Silicon is not such a great heat sink as silicon carbide (40 versus 350 W/m-K), so lower-cost of GaN on-silicon-may be outweighed by the ability to dissipate higher power (and thereby achieve greater power density) on SiC Normally, silicon's conductivity makes it lossy as an RF substrate, Nitronix could fix that using high-resistivity silicon (click here to learn more about microstrip loss due to substrate conductivity). Maybe that is why Nitronix only offers discrete FETs, not MMICs. Eventually the two technologies may find their own niches, the GaN market will be huge.

Advantages: Disadvantages
  • Up to 10X the power density of GaAs PHEMT has been demonstrated.
  • Higher operating voltage, less current.
  • Excellent efficiency possible.
  • Sic substrates are great heat spreaders.
  • Can operate hotter than GaAs, Si or SiGe.
  • Expensive as heck!
  • Reliability not established yet
  • You have to deal with a huge heat flux.

Examples:

TriQuint, Eudyna, HRL, Raytheon.
Cree for GaN/silicon carbide substrates, and soon they will have their own MMIC line.
Nitronix for GaN-on-silicon substrates and GaN-on-silicon discrete transistors.

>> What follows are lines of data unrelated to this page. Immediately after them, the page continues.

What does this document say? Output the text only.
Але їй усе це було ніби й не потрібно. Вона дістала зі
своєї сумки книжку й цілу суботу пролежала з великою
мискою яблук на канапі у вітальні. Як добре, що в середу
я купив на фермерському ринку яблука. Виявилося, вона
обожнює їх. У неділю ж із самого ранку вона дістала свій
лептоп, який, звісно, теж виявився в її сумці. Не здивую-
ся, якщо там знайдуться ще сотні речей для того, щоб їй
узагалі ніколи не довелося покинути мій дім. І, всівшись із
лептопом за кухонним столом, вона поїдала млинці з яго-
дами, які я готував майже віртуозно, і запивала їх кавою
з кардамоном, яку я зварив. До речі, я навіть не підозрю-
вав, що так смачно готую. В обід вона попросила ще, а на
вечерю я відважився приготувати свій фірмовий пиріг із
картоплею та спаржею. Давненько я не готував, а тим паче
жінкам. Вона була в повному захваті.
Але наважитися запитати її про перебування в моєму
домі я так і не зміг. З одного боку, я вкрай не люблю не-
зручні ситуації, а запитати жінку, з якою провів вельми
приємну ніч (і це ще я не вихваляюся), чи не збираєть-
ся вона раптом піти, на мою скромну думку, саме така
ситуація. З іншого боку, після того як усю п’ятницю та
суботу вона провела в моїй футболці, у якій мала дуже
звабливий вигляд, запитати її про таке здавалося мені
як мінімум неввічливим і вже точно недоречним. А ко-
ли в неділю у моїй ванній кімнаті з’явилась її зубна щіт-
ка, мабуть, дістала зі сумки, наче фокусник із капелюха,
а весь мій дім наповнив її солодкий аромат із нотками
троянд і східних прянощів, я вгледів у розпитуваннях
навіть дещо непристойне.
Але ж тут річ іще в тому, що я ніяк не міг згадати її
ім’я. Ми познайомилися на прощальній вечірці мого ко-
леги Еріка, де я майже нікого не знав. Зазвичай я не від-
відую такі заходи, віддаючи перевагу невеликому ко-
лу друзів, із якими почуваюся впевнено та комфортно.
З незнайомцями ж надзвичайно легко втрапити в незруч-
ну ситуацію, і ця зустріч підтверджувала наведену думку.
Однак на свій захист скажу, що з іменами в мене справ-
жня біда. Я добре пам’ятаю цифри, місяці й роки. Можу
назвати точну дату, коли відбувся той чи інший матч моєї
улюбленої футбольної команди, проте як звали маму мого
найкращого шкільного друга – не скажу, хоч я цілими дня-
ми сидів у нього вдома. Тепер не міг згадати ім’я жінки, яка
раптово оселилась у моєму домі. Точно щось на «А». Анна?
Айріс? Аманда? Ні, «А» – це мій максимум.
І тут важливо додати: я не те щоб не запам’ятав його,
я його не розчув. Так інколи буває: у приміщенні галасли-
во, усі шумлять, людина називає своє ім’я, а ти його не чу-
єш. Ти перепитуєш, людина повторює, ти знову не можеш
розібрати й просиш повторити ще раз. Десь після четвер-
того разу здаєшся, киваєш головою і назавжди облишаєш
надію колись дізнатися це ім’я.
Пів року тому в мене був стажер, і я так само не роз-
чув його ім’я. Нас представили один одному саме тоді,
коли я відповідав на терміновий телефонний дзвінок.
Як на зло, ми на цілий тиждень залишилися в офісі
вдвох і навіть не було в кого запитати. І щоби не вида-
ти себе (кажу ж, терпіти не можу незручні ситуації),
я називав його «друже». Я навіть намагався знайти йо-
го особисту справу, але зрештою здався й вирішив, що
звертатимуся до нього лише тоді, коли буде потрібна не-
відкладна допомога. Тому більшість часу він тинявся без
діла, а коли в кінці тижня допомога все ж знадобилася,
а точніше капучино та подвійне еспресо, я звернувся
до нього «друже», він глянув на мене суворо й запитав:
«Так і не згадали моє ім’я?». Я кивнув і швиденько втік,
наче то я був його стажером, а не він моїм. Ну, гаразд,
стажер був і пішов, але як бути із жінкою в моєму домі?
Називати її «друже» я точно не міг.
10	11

Antimonide-based compound semiconductors

At the other end of the power spectrum is ABCs Here's a technology that can operate at only one tenth of a volt! It is possible to create low noise amps that dissipate only one milliwatt using ABCs The market or these? Space-based arrays, where power is limited to solar cells, and the received power from earth is pretty-well attenuated to next to nothing. Don't look for ABCs applications where high linearity is a priority.